I mention his famous father with apprehension, because Peter’s writing acumen is phenomenal all by itself and he deserves more recognition for his body of work. If you like gritty thrillers with realistic characters who speak like real people, then you need to get one of his books. Start anywhere, they all stand alone by themselves. Now here’s Peter:
1-Raylan Goes to Detroit was so satisfying because Raylan reacts exactly how you would imagine. Did you feel any pressure to keep his voice and actions within the framework of his past experiences?
I felt very comfortable stepping into Raylan’s boots. He was like an old friend. And yes, I thought it was important to keep Raylan's sound and attitude from Elmore's previous novels: Pronto and Riding the Rap and his short story: Fire in the Hole.
2- Forgive me if this is too personal, but your novels are so proficient, your father must’ve been very proud of your accomplishments. Was there ever a time that you wished your last name was Shlotsky?
Being Elmore’s son was a blessing and a curse. Probably more of a curse. Every review I received early on compared my first couple books to his forty-five. It was frustrating and unfair but that’s the way it is. However, that kind of negativism motivated me to get better. And now I’m often favorably compared to my father.

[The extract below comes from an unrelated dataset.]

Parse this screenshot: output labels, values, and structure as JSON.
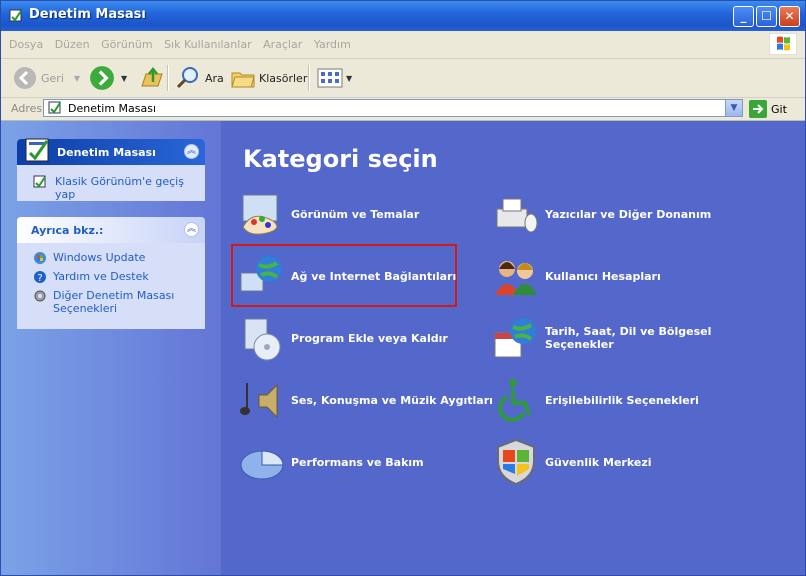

3-No matter what the plotline, your readers are led through your stories by interesting characters doing interesting things. These are true page-turners. Do you have to know where you’re going? Or is it all by feel?
I start with a character in a situation and build from there. I know how the book begins and often where it’s going to end. But I don’t know how I’m going to get from point A to point B. I try to keep the reader off balance. I try to create a plot/story that isn’t obvious. If I’m not surprised the reader won’t be.
4-I suspect that you would write thrillers even if you never were paid a dime for them. Is that a helpful criteria for an effective novelist?
I might have written a couple books without being paid. But I’ve always worked for money.
And writing a book, although satisfying and entertaining, takes a lot of time and effort.
5- What future projects do you have lined up?
I’ve just finished a novel called Sweet Dreams. The main character, Kate McGraw is a US marshal and the lone female on the alpha male fugitive task force in Detroit. The character is based on a female marshal I rode with for a few days. I think it’s my best work to date.